Noeplace (Nomi Epstein and Laura Cetilia) / Bonnie Jones and Liew Niyomkarn duo
Noeplace (Nomi Epstein and Laura Cetilia) / Bonnie Jones and Liew Niyomkarn duo
Sunday, May 12, 2024 at 8pm
Goethe-Institut Boston
170 Beacon Street, Boston
Music: 8pm
Admission: $15 / $10 for students and Non-Event members suggested
Pay what you can / No one turned away for lack of funds
For information about accessibility call the Goethe-Institut Boston at 617-610-9398 or email susanna@nonevent.org.
Non-Event is pleased to present a double bill featuring improvised sets by by Noeplace (Nomi Epstein, piano and Laura Cetilia, cello) along with a duo by Bonnie Jones and Liew Niyomkarn.
About the artists
The music of Boston-based composer/improviser/curator Nomi Epstein centers around her interest in sonic fragility, where structure arises out of textural subtleties.
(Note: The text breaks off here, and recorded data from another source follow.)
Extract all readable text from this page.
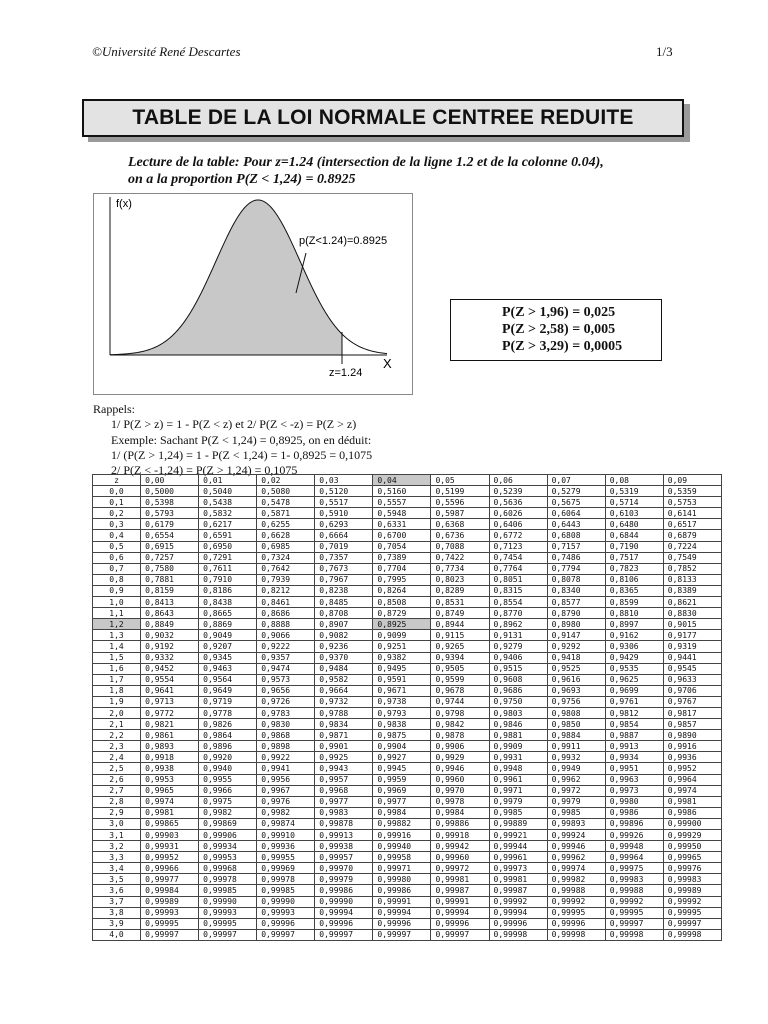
©Université René Descartes	1/3
TABLE DE LA LOI NORMALE CENTREE REDUITE
Lecture de la table: Pour z=1.24 (intersection de la ligne 1.2 et de la colonne 0.04),
on a la proportion P(Z < 1,24) = 0.8925
f(x)
p(Z<1.24)=0.8925
z=1.24
X
P(Z > 1,96) = 0,025
P(Z > 2,58) = 0,005
P(Z > 3,29) = 0,0005
Rappels:
1/ P(Z > z) = 1 - P(Z < z) et 2/ P(Z < -z) = P(Z > z)
Exemple: Sachant P(Z < 1,24) = 0,8925, on en déduit:
1/ (P(Z > 1,24) = 1 - P(Z < 1,24) = 1- 0,8925 = 0,1075
2/ P(Z < -1,24) = P(Z > 1,24) = 0,1075
z	0,00	0,01	0,02	0,03	0,04	0,05	0,06	0,07	0,08	0,09
0,0	0,5000	0,5040	0,5080	0,5120	0,5160	0,5199	0,5239	0,5279	0,5319	0,5359
0,1	0,5398	0,5438	0,5478	0,5517	0,5557	0,5596	0,5636	0,5675	0,5714	0,5753
0,2	0,5793	0,5832	0,5871	0,5910	0,5948	0,5987	0,6026	0,6064	0,6103	0,6141
0,3	0,6179	0,6217	0,6255	0,6293	0,6331	0,6368	0,6406	0,6443	0,6480	0,6517
0,4	0,6554	0,6591	0,6628	0,6664	0,6700	0,6736	0,6772	0,6808	0,6844	0,6879
0,5	0,6915	0,6950	0,6985	0,7019	0,7054	0,7088	0,7123	0,7157	0,7190	0,7224
0,6	0,7257	0,7291	0,7324	0,7357	0,7389	0,7422	0,7454	0,7486	0,7517	0,7549
0,7	0,7580	0,7611	0,7642	0,7673	0,7704	0,7734	0,7764	0,7794	0,7823	0,7852
0,8	0,7881	0,7910	0,7939	0,7967	0,7995	0,8023	0,8051	0,8078	0,8106	0,8133
0,9	0,8159	0,8186	0,8212	0,8238	0,8264	0,8289	0,8315	0,8340	0,8365	0,8389
1,0	0,8413	0,8438	0,8461	0,8485	0,8508	0,8531	0,8554	0,8577	0,8599	0,8621
1,1	0,8643	0,8665	0,8686	0,8708	0,8729	0,8749	0,8770	0,8790	0,8810	0,8830
1,2	0,8849	0,8869	0,8888	0,8907	0,8925	0,8944	0,8962	0,8980	0,8997	0,9015
1,3	0,9032	0,9049	0,9066	0,9082	0,9099	0,9115	0,9131	0,9147	0,9162	0,9177
1,4	0,9192	0,9207	0,9222	0,9236	0,9251	0,9265	0,9279	0,9292	0,9306	0,9319
1,5	0,9332	0,9345	0,9357	0,9370	0,9382	0,9394	0,9406	0,9418	0,9429	0,9441
1,6	0,9452	0,9463	0,9474	0,9484	0,9495	0,9505	0,9515	0,9525	0,9535	0,9545
1,7	0,9554	0,9564	0,9573	0,9582	0,9591	0,9599	0,9608	0,9616	0,9625	0,9633
1,8	0,9641	0,9649	0,9656	0,9664	0,9671	0,9678	0,9686	0,9693	0,9699	0,9706
1,9	0,9713	0,9719	0,9726	0,9732	0,9738	0,9744	0,9750	0,9756	0,9761	0,9767
2,0	0,9772	0,9778	0,9783	0,9788	0,9793	0,9798	0,9803	0,9808	0,9812	0,9817
2,1	0,9821	0,9826	0,9830	0,9834	0,9838	0,9842	0,9846	0,9850	0,9854	0,9857
2,2	0,9861	0,9864	0,9868	0,9871	0,9875	0,9878	0,9881	0,9884	0,9887	0,9890
2,3	0,9893	0,9896	0,9898	0,9901	0,9904	0,9906	0,9909	0,9911	0,9913	0,9916
2,4	0,9918	0,9920	0,9922	0,9925	0,9927	0,9929	0,9931	0,9932	0,9934	0,9936
2,5	0,9938	0,9940	0,9941	0,9943	0,9945	0,9946	0,9948	0,9949	0,9951	0,9952
2,6	0,9953	0,9955	0,9956	0,9957	0,9959	0,9960	0,9961	0,9962	0,9963	0,9964
2,7	0,9965	0,9966	0,9967	0,9968	0,9969	0,9970	0,9971	0,9972	0,9973	0,9974
2,8	0,9974	0,9975	0,9976	0,9977	0,9977	0,9978	0,9979	0,9979	0,9980	0,9981
2,9	0,9981	0,9982	0,9982	0,9983	0,9984	0,9984	0,9985	0,9985	0,9986	0,9986
3,0	0,99865	0,99869	0,99874	0,99878	0,99882	0,99886	0,99889	0,99893	0,99896	0,99900
3,1	0,99903	0,99906	0,99910	0,99913	0,99916	0,99918	0,99921	0,99924	0,99926	0,99929
3,2	0,99931	0,99934	0,99936	0,99938	0,99940	0,99942	0,99944	0,99946	0,99948	0,99950
3,3	0,99952	0,99953	0,99955	0,99957	0,99958	0,99960	0,99961	0,99962	0,99964	0,99965
3,4	0,99966	0,99968	0,99969	0,99970	0,99971	0,99972	0,99973	0,99974	0,99975	0,99976
3,5	0,99977	0,99978	0,99978	0,99979	0,99980	0,99981	0,99981	0,99982	0,99983	0,99983
3,6	0,99984	0,99985	0,99985	0,99986	0,99986	0,99987	0,99987	0,99988	0,99988	0,99989
3,7	0,99989	0,99990	0,99990	0,99990	0,99991	0,99991	0,99992	0,99992	0,99992	0,99992
3,8	0,99993	0,99993	0,99993	0,99994	0,99994	0,99994	0,99994	0,99995	0,99995	0,99995
3,9	0,99995	0,99995	0,99996	0,99996	0,99996	0,99996	0,99996	0,99996	0,99997	0,99997
4,0	0,99997	0,99997	0,99997	0,99997	0,99997	0,99997	0,99998	0,99998	0,99998	0,99998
Her works have been performed throughout the US and Europe working with ensembles such as SurPlus, ICE, Wet Ink, Mivos Quartet, Wild Rumpus, Dedalus, Southland, and counter)induction. In 2020, she released her first solo composer album, sounds, on New Focus Recordings including performances by Reinier van Houdt and for Collect/Project, and her “collections for Juliet” was released in a compilation album by Juliet Fraser on the HCR label. Her most recent portrait album of three chamber works, shades, with Apartment House/Vibrant Matter was released on Another Timbre in February 2024. An active practitioner and advocate of experimental music, she is the founder/director of the critically acclaimed, experimental music ensemble a•pe•ri•od•ic, in which she also performs. Her curatorial work includes large scale festivals including the Chicago-area 2012 centennial John Cage Festival, the 2014 Chicago Wandelweiser Festival, the 2017 Galina Ustvolskaya Festival, as well as experimental music concerts in the US and abroad involving guest composers from across the globe. She continues to research, write, and lecture on post-Cagean, notated, experimental music. Epstein currently serves as Associate Professor of Composition at Berklee College of Music.
As a daughter of mixed heritage, Mexican-American cellist, Laura Cetilia is at home with in-betweenness, straddling multiple worlds as cellist / composer / educator / artist while working within acoustic / electronic / traditional / experimental sound practices. Her compositions have been described as “unorthodox loveliness” (Boston Globe) and hailed as “alternately penetrating and atmospheric” (Sequenza 21). Her works have been performed by TAK Ensemble, loadbang, Mivos Quartet, Splinter Reeds, Dog Star Orchestra, a.pe.ri.od.ic, LCollective, and others. The Grove Dictionary of American Music describes her electroacoustic duo Mem1 (established in 2003 with Mark Cetilia, electronics/ modular synth) as a “complex cybernetic entity” that “understands its music as a feedback loop between the past and present.” And in the performer / composer collective Ordinary Affects she has collaborated with, commissioned and premiered works by composers such as Alvin Lucier, Christian Wolff, Michael Pisaro, Jürg Frey, Eva-Maria Houben, and Magnus Granberg. Laura is currently pursuing her DMA in Music Composition at Cornell University and is also a proud mother of one.
Bonnie Jones is a Korean-American improvising musician, poet, and performer working with electronic sound and text. She performs solo and in numerous collaborative music, film, and visual art projects. Bonnie was a founding member of the Transmodern Festival and CHELA Gallery and is currently a member of the High Zero Festival collective. In 2010, along with Suzanne Thorpe she co-founded TECHNE, an organization that develops anti-racist, feminist workshops that center on technology-focused art making, improvisation, and community collaboration. She has received commissions from the London ICA and Walters Art Museum and has presented her work extensively at institutions in the US, Mexico, Europe and Asia. Bonnie was a 2018 recipient of the Foundation for Contemporary Arts Grants to Artists Award. Born in South Korea she was raised on a dairy farm in New Jersey, and currently resides in Baltimore, Maryland and Providence RI on the lands of the Susquehannock, Piscataway, Algonquian, and Narragansett.
Liew Niyomkarn is a sound artist and musician with a background in experimental sound practice and performance. Her work primarily explores echoes and sustained sounds achieved through acoustic instruments and Supercollider; a coding language employed to craft various tuning systems. She integrates field recordings to capture the essence of time and everyday routines, immersing herself in the sounds of the wilderness, archival recordings, and the ambient music culture. These elements are amalgamated with her sonic palette and the intrinsic properties of sound, such as spatial characteristics, feedback loops, and the manipulation of extended decays and harmonics. She presents her work through live performances and sound installations in numerous places such as QO-2, Bozar, Cafe Oto, Rewire Festival, Sonic Acts, and many more. She holds an MFA in Sound Experimental Practice from CalArts.